Plans now support multiple outputs via realize_batch() / prepare_batch(). When several tensors share subgraphs, batch scheduling lets the compiler share kernels across outputs.

Key methods:

MethodPurpose
output_buffer_at(i)Get the i-th output buffer (matches SINK source order)
num_outputs()Number of output buffers in this plan
execute_with_vars(var_vals)Re-execute with different symbolic variable values (no recompilation)

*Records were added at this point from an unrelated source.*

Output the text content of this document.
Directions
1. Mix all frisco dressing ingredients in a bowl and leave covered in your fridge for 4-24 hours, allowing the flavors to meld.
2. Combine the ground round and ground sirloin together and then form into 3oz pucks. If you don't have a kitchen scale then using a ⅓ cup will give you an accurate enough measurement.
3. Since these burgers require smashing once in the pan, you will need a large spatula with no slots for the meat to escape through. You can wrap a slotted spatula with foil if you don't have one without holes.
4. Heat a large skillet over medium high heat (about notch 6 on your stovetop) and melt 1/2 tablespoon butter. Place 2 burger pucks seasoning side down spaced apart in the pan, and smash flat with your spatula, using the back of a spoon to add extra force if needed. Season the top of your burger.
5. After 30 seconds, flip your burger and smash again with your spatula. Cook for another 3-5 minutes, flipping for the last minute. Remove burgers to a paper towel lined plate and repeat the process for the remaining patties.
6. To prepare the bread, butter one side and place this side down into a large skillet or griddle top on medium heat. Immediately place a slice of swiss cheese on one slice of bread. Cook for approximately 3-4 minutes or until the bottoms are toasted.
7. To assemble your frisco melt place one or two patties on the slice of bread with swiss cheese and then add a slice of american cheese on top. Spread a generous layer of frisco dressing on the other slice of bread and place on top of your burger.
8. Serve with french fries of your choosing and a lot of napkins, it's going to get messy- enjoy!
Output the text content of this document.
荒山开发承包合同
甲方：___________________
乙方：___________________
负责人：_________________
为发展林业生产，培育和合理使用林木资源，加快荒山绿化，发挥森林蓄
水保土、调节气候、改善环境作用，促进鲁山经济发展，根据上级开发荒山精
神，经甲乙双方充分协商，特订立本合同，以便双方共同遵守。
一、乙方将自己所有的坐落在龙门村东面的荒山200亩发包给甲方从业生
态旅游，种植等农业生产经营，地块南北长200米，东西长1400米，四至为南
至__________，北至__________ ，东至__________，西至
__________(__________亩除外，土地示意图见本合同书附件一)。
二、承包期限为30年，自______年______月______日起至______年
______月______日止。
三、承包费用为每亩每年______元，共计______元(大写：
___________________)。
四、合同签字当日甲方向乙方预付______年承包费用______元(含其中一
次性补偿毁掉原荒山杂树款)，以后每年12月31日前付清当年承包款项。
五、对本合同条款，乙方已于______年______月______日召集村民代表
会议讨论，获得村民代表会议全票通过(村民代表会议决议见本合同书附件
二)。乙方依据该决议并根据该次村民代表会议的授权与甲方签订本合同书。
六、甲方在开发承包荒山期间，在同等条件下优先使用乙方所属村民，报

The plan is reusable: compile once, execute many times with different data.

JIT Compilation

The LLVM runtime (runtime/src/llvm.rs) compiles IR to machine code:

  1. Parse the LLVM IR string into a module
  2. Verify the module is well-formed
  3. Optimize with LLVM's O3 pass pipeline
  4. JIT compile to native machine code
  5. Cache by (AST ID, device) for reuse
// Simplified JIT flow
let module = Module::parse_ir(context, ir_string)?;
module.verify()?;
pass_manager.run(&module); // O3 optimization
let function = execution_engine.get_function::<KernelFn>(&name)?;
// Cache: (ast_id, device) → function

Kernel Execution

With kernels compiled, execution iterates through kernels in topological order, respecting dependencies:

for kernel in &plan.kernels {
// Dependencies tracked per-kernel via kernel.dependencies
kernel.execute(buffers);
}

Kernels carry their own device specification, so a plan can span multiple devices.

Kernel Caching

Hash consing makes kernel caching highly effective:

  • Key: (UOp ID, device string)
  • Storage: Lock-free HashMap (papaya crate)
  • Hit rate: High, because identical computations share UOp IDs

When you compute the same expression twice, the second call hits the cache—no recompilation.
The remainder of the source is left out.